Although bullying affects employees at all levels, most perpetrators are managers.  A study by the University of Manchester found that 94% of people thought bullies can get way with it, 92% say bullying is caused by work, and one in six say that their employers 'encourage bullying management'.

The University of Manchester also found that bullying is associated with autocratic management styles, divisiveness and 'punishment for no obvious reason', and with a negative work climate, high workload and unsatisfactory relationships at work.  The University of Manchester study estimated that between a third and a half of work-related stress is caused by bullying.

Eight out of ten people surveyed about bullying by Staffordshire University on behalf of a UK trade union said that it was their manager doing the bullying.

The London Chamber of Commerce cites overworked and overstressed managers as the most common workplace bully, and says that bullying can be the consequence of downsizing and delayering.  It says that bullying can be tackled by generating a positive working environment, which encourages values such as honesty, respect, trust, and participation amongst all workers.

Bullying happens most to those with little control in the work environment. In the Whitehall 2 Study, Marmot found that lack of control is typical in situations of stress, and is related to poor health outcomes.

The World Health Organisation found that people experiencing anxiety or depression find it more difficult to manage usual daily tasks (like work, shopping, exercise, and hobbies) than people suffering with physical conditions such as arthritis, diabetes and back pain.

Bullying can undermine other rights at work. The University of Manchester study found that 20% of workers in the UK, who sign to 'opt out' of the Working Time Regulations, do so against their will.

Union surveys on workplace bullying

As part of the ACTU National Health and Safety Campaign 'Being bossed around is bad for your health - the workplace is no place for bullying', some unions surveyed workers about bullying.

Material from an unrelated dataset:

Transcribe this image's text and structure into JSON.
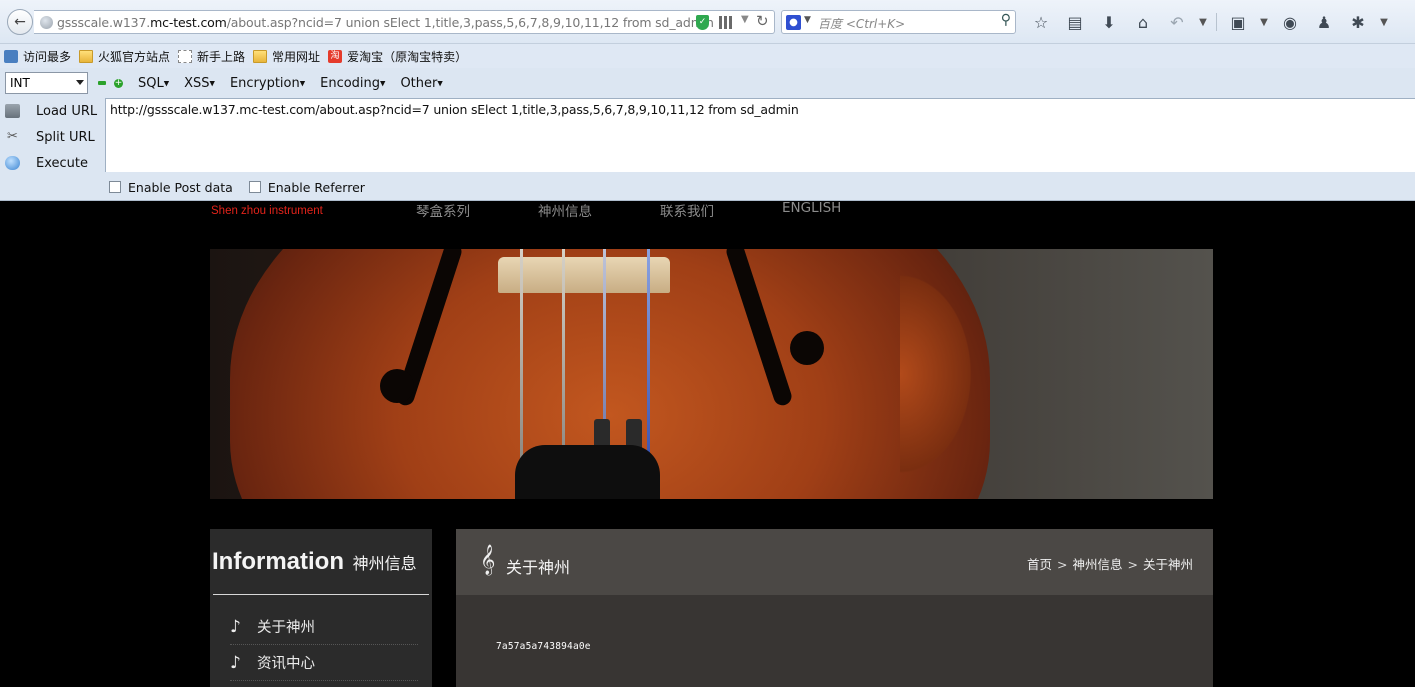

Results from over 3,000 responses received by the ACTU, from a range of unions representing the health, education, finance, manufacturing, clerical and administration, in the public and private sectors, are presented below:

  • Over half the respondents (53%) report an unhappy and oppressive workplace, and 54% say that that intimidating behaviour - shouting, ordering and belittling people happens in their workplaces.  Almost a third report abusive language.
  • Forty-four per cent say that people are afraid to speak up about those behaviours in their workplaces, or about working conditions and health and safety.
  • Around a third report pressure of impossible targets and demands to perform tasks for which they have not been adequately trained.
  • Twenty per cent have been threatened with the sack, 10% have experienced physically threatening behaviour, and 5% report being assaulted at work.
  • Almost 70% report that either a manager or supervisor carries out the bullying behaviour and 14% say it is the employer.  Less than 30% say that the bullying is carried out by fellow workers or by clients or customers.
  • People are reporting a range of symptoms as a result of being bullied, including feeling stressed (73%); feeling angry (67%); feeling depressed (59%); sleep difficulties (48%); headaches, and feeling helpless (45%); feeling fearful (29%); and stomach problems (24%).
  • Sixty per cent say that workplace bullying is affecting their home and social life, and 44% say that they have taken time off work due to the bullying.  Most (39%) have taken sick leave, 8% have used recreation leave, 6% have taken leave without pay, but only 4% have received workers' compensation.
  • Only 18% say that anything is being done to stop the bullying behaviour.